Алексей Шеметов - Искупление: Повесть о Петре Кропоткине
А на чем ее основать?
— Вот что, братцы, — сказал Клеменц, расхаживая с чашкой чая по комнате, — программу вот так, с наскоку не составить. Тут нужна большая работа. Давайте поручим ее кому-нибудь одному. Человеку, наиболее к такому делу способному. Ему следует обозреть все недавнее революционное прошлое, и российское, и западное, особенно историю Интернационала и Парижской коммуны. Я предлагаю возложить разработку программы на Петра Алексеевича.
Кропоткин так и знал, что его друг к этому подведет разговор. Дмитрий еще зимой намекал ему на роль теоретика общества.

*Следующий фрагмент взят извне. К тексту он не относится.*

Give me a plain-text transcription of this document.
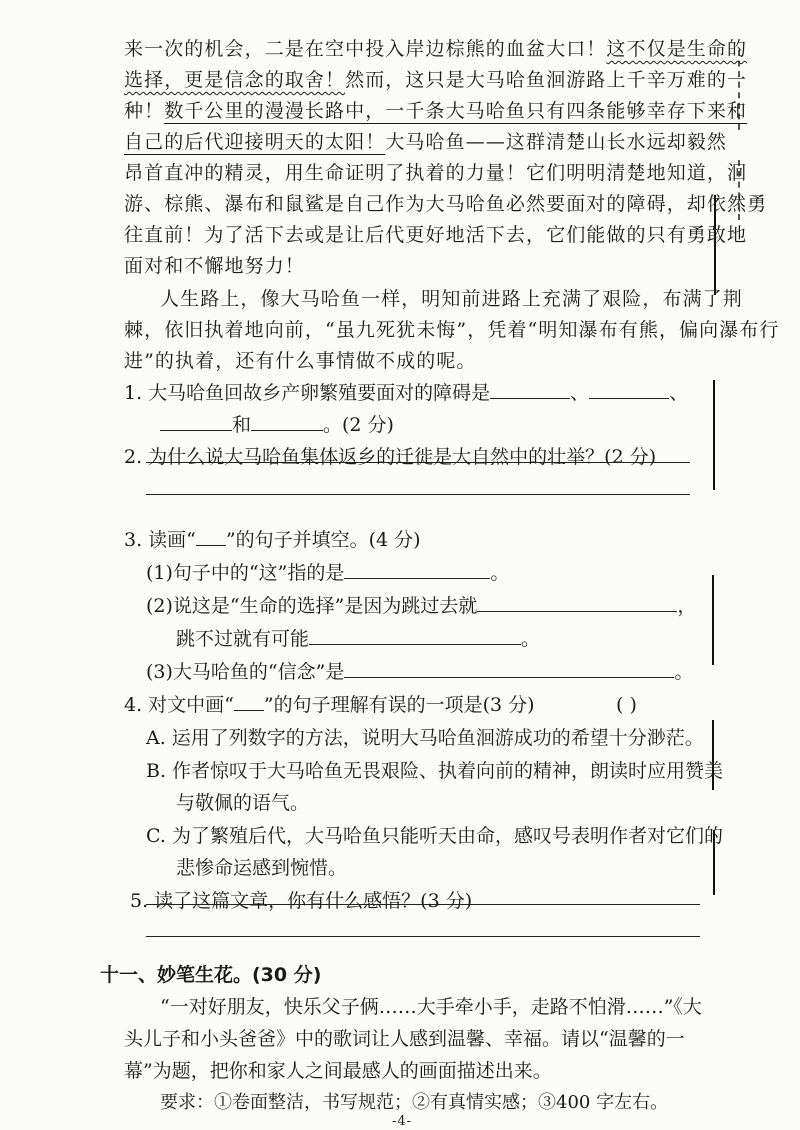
来一次的机会，二是在空中投入岸边棕熊的血盆大口！这不仅是生命的
选择，更是信念的取舍！然而，这只是大马哈鱼洄游路上千辛万难的一
种！数千公里的漫漫长路中，一千条大马哈鱼只有四条能够幸存下来和
自己的后代迎接明天的太阳！大马哈鱼——这群清楚山长水远却毅然
昂首直冲的精灵，用生命证明了执着的力量！它们明明清楚地知道，洄
游、棕熊、瀑布和鼠鲨是自己作为大马哈鱼必然要面对的障碍，却依然勇
往直前！为了活下去或是让后代更好地活下去，它们能做的只有勇敢地
面对和不懈地努力！
人生路上，像大马哈鱼一样，明知前进路上充满了艰险，布满了荆
棘，依旧执着地向前，“虽九死犹未悔”，凭着“明知瀑布有熊，偏向瀑布行
进”的执着，还有什么事情做不成的呢。
1. 大马哈鱼回故乡产卵繁殖要面对的障碍是	、	、
和	。(2 分)
2. 为什么说大马哈鱼集体返乡的迁徙是大自然中的壮举？(2 分)
3. 读画“ ”的句子并填空。(4 分)
(1)句子中的“这”指的是	。
(2)说这是“生命的选择”是因为跳过去就	，
跳不过就有可能	。
(3)大马哈鱼的“信念”是	。
4. 对文中画“ ”的句子理解有误的一项是(3 分)	( )
A. 运用了列数字的方法，说明大马哈鱼洄游成功的希望十分渺茫。
B. 作者惊叹于大马哈鱼无畏艰险、执着向前的精神，朗读时应用赞美
与敬佩的语气。
C. 为了繁殖后代，大马哈鱼只能听天由命，感叹号表明作者对它们的
悲惨命运感到惋惜。
5. 读了这篇文章，你有什么感悟？(3 分)
十一、妙笔生花。(30 分)
“一对好朋友，快乐父子俩……大手牵小手，走路不怕滑……”《大
头儿子和小头爸爸》中的歌词让人感到温馨、幸福。请以“温馨的一
幕”为题，把你和家人之间最感人的画面描述出来。
要求：①卷面整洁，书写规范；②有真情实感；③400 字左右。
-4-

— Знаю, Петр Алексеевич, что на тебе лежат незаконченные географические труды, — продолжал Клеменц. — Но ты справишься.
— Откуда такая уверенность? — сказал Кропоткин.
— Так у тебя же воловьи силы, — рассмеялся Клеменц, вызвав общий смех (самая простенькая шутка Митеньки могла вызвать хохот, если расплывалось в смехе его курносое лицо, сразу становившееся уморительно-потешным).

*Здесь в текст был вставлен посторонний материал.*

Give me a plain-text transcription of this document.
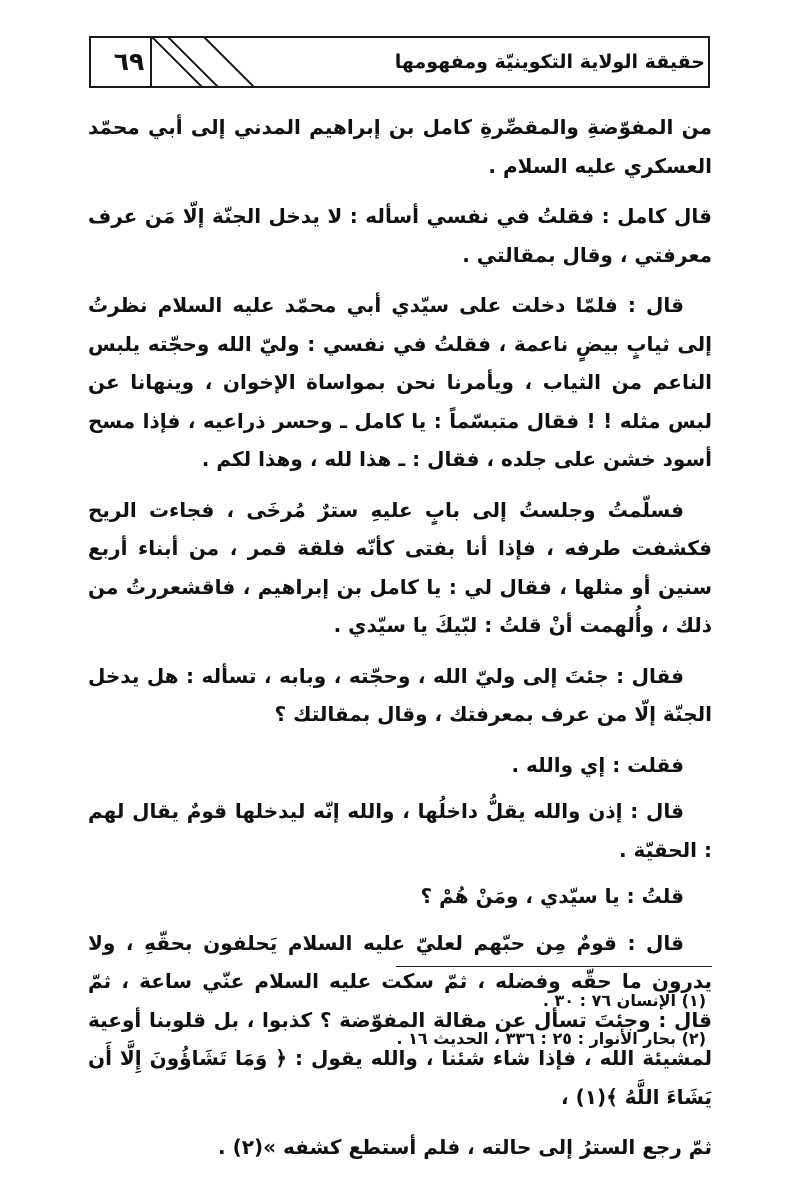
٦٩	حقيقة الولاية التكوينيّة ومفهومها

من المفوّضةِ والمقصِّرةِ كامل بن إبراهيم المدني إلى أبي محمّد العسكري عليه السلام .

قال كامل : فقلتُ في نفسي أسأله : لا يدخل الجنّة إلّا مَن عرف معرفتي ، وقال بمقالتي .

قال : فلمّا دخلت على سيّدي أبي محمّد عليه السلام نظرتُ إلى ثيابٍ بيضٍ ناعمة ، فقلتُ في نفسي : وليّ الله وحجّته يلبس الناعم من الثياب ، ويأمرنا نحن بمواساة الإخوان ، وينهانا عن لبس مثله ! ! فقال متبسّماً : يا كامل ـ وحسر ذراعيه ، فإذا مسح أسود خشن على جلده ، فقال : ـ هذا لله ، وهذا لكم .

فسلّمتُ وجلستُ إلى بابٍ عليهِ سترٌ مُرخَى ، فجاءت الريح فكشفت طرفه ، فإذا أنا بفتى كأنّه فلقة قمر ، من أبناء أربع سنين أو مثلها ، فقال لي : يا كامل بن إبراهيم ، فاقشعررتُ من ذلك ، وأُلهمت أنْ قلتُ : لبّيكَ يا سيّدي .

فقال : جئتَ إلى وليّ الله ، وحجّته ، وبابه ، تسأله : هل يدخل الجنّة إلّا من عرف بمعرفتك ، وقال بمقالتك ؟

فقلت : إي والله .

قال : إذن والله يقلُّ داخلُها ، والله إنّه ليدخلها قومٌ يقال لهم : الحقيّة .

قلتُ : يا سيّدي ، ومَنْ هُمْ ؟

قال : قومٌ مِن حبّهم لعليّ عليه السلام يَحلفون بحقّهِ ، ولا يدرون ما حقّه وفضله ، ثمّ سكت عليه السلام عنّي ساعة ، ثمّ قال : وجئتَ تسأل عن مقالة المفوّضة ؟ كذبوا ، بل قلوبنا أوعية لمشيئة الله ، فإذا شاء شئنا ، والله يقول : ﴿ وَمَا تَشَاؤُونَ إِلَّا أَن يَشَاءَ اللَّهُ ﴾(١) ،

ثمّ رجع السترُ إلى حالته ، فلم أستطع كشفه »(٢) .

(١) الإنسان ٧٦ : ٣٠ .

(٢) بحار الأنوار : ٢٥ : ٣٣٦ ، الحديث ١٦ .
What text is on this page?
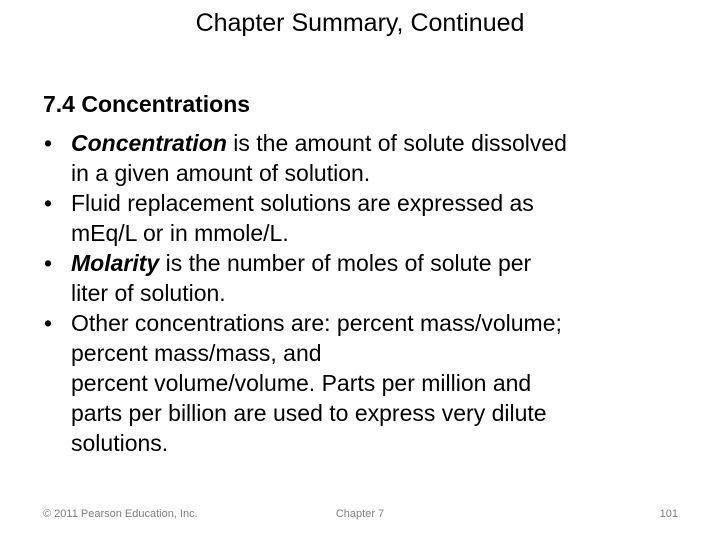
Chapter Summary, Continued
7.4 Concentrations
• Concentration is the amount of solute dissolved
in a given amount of solution.
• Fluid replacement solutions are expressed as
mEq/L or in mmole/L.
• Molarity is the number of moles of solute per
liter of solution.
• Other concentrations are: percent mass/volume;
percent mass/mass, and
percent volume/volume. Parts per million and
parts per billion are used to express very dilute
solutions.
© 2011 Pearson Education, Inc.	Chapter 7	101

Отказываться от работы Кропоткин не стал, хотя теперь ему надо было как можно скорее закончить орографическое исследование, чтоб успеть его опубликовать, пока есть возможность.
— Ничего, Петя, управишься, — подсел к нему Дмитрий. — Ты к этому делу вполне подготовлен. Садись и работай. Мы будем к тебе забегать. Подсобим чем можем.
Подошел Миша Куприянов.
— Петр Алексеевич, возвращаю вам паспорт. Побыл два месяца князем Кропоткиным и довольно. У меня есть для вас вести. Пройдемте вот в соседнюю комнату.
Соседняя комната была еще совсем пуста. Никакой мебели. У стены стояла одинокая подножная скамейка, обтянутая линялым и обшарпанным бархатом: из флигеля недавно выехала чья-то семья.
Они сели на скамейку плотно друг к другу. Куприянов положил перед собой на пол какую-то книгу, завернутую в «Биржевые ведомости».
— Просили вас обнять, да уж ладно, не буду, — сказал он.
— Кто просил?
— Александр Алексеевич и Вера Себастьяновна.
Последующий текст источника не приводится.